October 7, 2012

Birth of Riley, Hoosier Poet

James Whitcomb Riley was born October 7, 1849 in Greenfield, Indiana, a short ride from Indianapolis (where he spent his later years). Named after the previous governor of the state, Riley came to embody Indiana and has been claimed by his home state in a way unparalleled for any other writer of the period. As a boy, he was quiet and not very studious; by his 20th year, he had only completed a sixth grade education.

Riley struggled in his early adulthood, making a living with whatever job came his way (including as a huckster selling bogus medicines). Eventually, he became a bit of a local sensation as a poet and public reader celebrating Indiana culture. After some time, and even a poetic prank equal to his earlier huckstering, Riley became one of the most financially successful poets of the Gilded Age. Even as a nationally recognized figure, however, he was always an Indiana writer first and foremost — earning him the nickname "the Hoosier Poet."

One of his poems celebrating his Indiana boyhood remains among his most famous, "The Ole Swimmin' Hole," which illustrates his light-hearted verse and his Hoosier dialect:

Oh! the old swimmin'-hole! whare the crick so still and deep
Looked like a baby-river that was laying half asleep,
And the gurgle of the worter round the drift jest below
Sounded like the laugh of something we onc't ust to know
Before we could remember anything but the eyes
Of the angels lookin' out as we left Paradise;
But the merry days of youth is beyond our controle,
And it's hard to part ferever with the old swimmin'-hole.

Oh! the old swimmin'-hole! In the happy days of yore,
When I ust to lean above it on the old sickamore,
Oh! it showed me a face in its warm sunny tide
That gazed back at me so gay and glorified,
It made me love myself, as I leaped to caress
My shadder smilin' up at me with sich tenderness.
But them days is past and gone, and old Time's tuck his toll
From the old man come back to the old swimmin'-hole.

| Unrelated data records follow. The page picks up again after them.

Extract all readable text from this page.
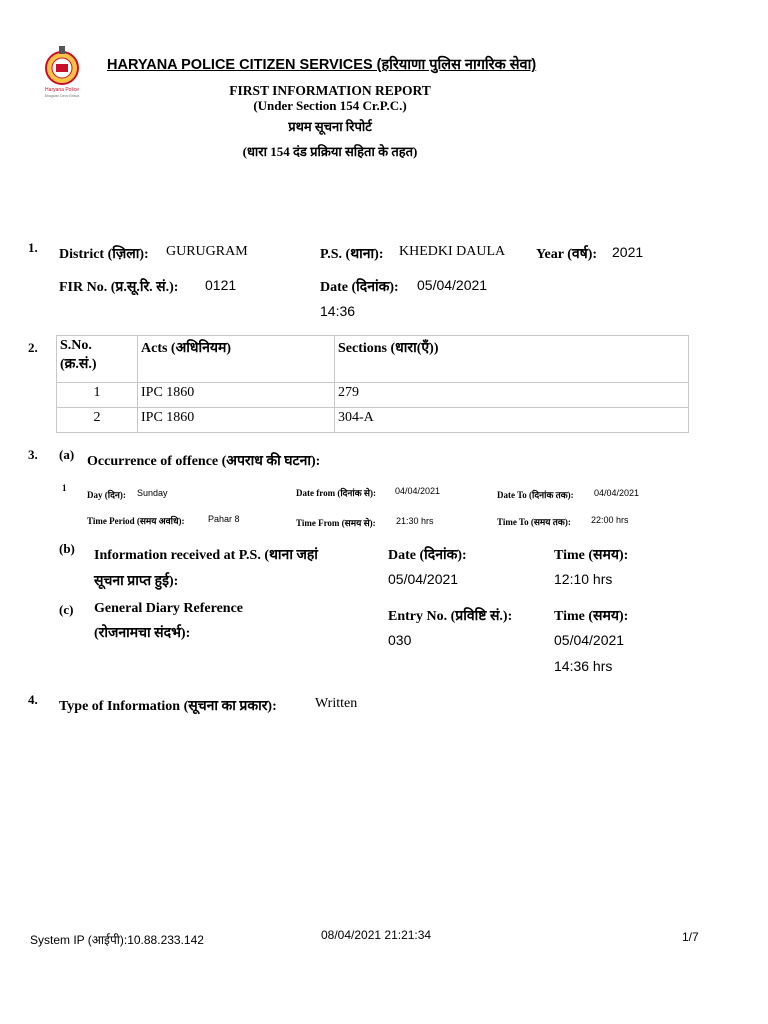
Haryana Police
Bhagwan Devo Bhava
HARYANA POLICE CITIZEN SERVICES (हरियाणा पुलिस नागरिक सेवा)
FIRST INFORMATION REPORT
(Under Section 154 Cr.P.C.)
प्रथम सूचना रिपोर्ट
(धारा 154 दंड प्रक्रिया सहिता के तहत)
1. District (ज़िला): GURUGRAM	P.S. (थाना): KHEDKI DAULA Year (वर्ष): 2021
FIR No. (प्र.सू.रि. सं.): 0121	Date (दिनांक): 05/04/2021
14:36
2. S.No.
(क्र.सं.)	Acts (अधिनियम)	Sections (धारा(एँ))
1	IPC 1860	279
2	IPC 1860	304-A
3. (a) Occurrence of offence (अपराध की घटना):
1
Day (दिन): Sunday	Date from (दिनांक से): 04/04/2021	Date To (दिनांक तक): 04/04/2021
Time Period (समय अवधि):	Pahar 8	Time From (समय से): 21:30 hrs	Time To (समय तक): 22:00 hrs
(b) Information received at P.S. (थाना जहां
सूचना प्राप्त हुई):
Date (दिनांक):
05/04/2021
Time (समय):
12:10 hrs
(c) General Diary Reference
(रोजनामचा संदर्भ):
Entry No. (प्रविष्टि सं.):
030
Time (समय):
05/04/2021
14:36 hrs
4. Type of Information (सूचना का प्रकार):	Written
System IP (आईपी):10.88.233.142	08/04/2021 21:21:34	1/7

Oh! the old swimmin'-hole! In the long, lazy-days
When the humdrum of school made so many run-a-ways,
How plesant was the jurney down the old dusty lane,
Whare the tracks of our bare feet was all printed so plane
You could tell by the dent of the heel and the sole
They was lots o'fun on hands at the old swimmin'-hole.
But the lost joys is past! Let your tears in sorrow roll
Like the rain that ust to dapple up the old swimmin'-hole.

There the bullrushes growed, and the cattails so tall,
And the sunshine and shadder fell over it all;
And it mottled the worter with amber and gold
Tel the glad lilies rocked in the ripples that rolled;
And the snake-feeder's four gauzy wings fluttered by
Like the ghost of a daisy dropped out of the sky,
Or a wounded apple-blossom in the breeze's controle
As it cut acrost some orchurd to'rds the old swimmin'-hole.

Oh! the old swimmin'-hole! When I last saw the place,
The scene was all changed, like the change in my face;
The bridge of the railroad now crosses the spot
Whare the old divin'-log lays sunk and fergot.
And I stray down the banks whare the trees ust to be —
But never again will theyr shade shelter me!
And I wish in my sorrow I could strip to the soul,
And dive off in my grave like the old swimmin'-hole.


Today, the home where Riley was born and grew up in Greenfield, Indiana is open to the public as a museum. The town is also the host of an annual celebration for their native poet's birthday: the Riley Festival.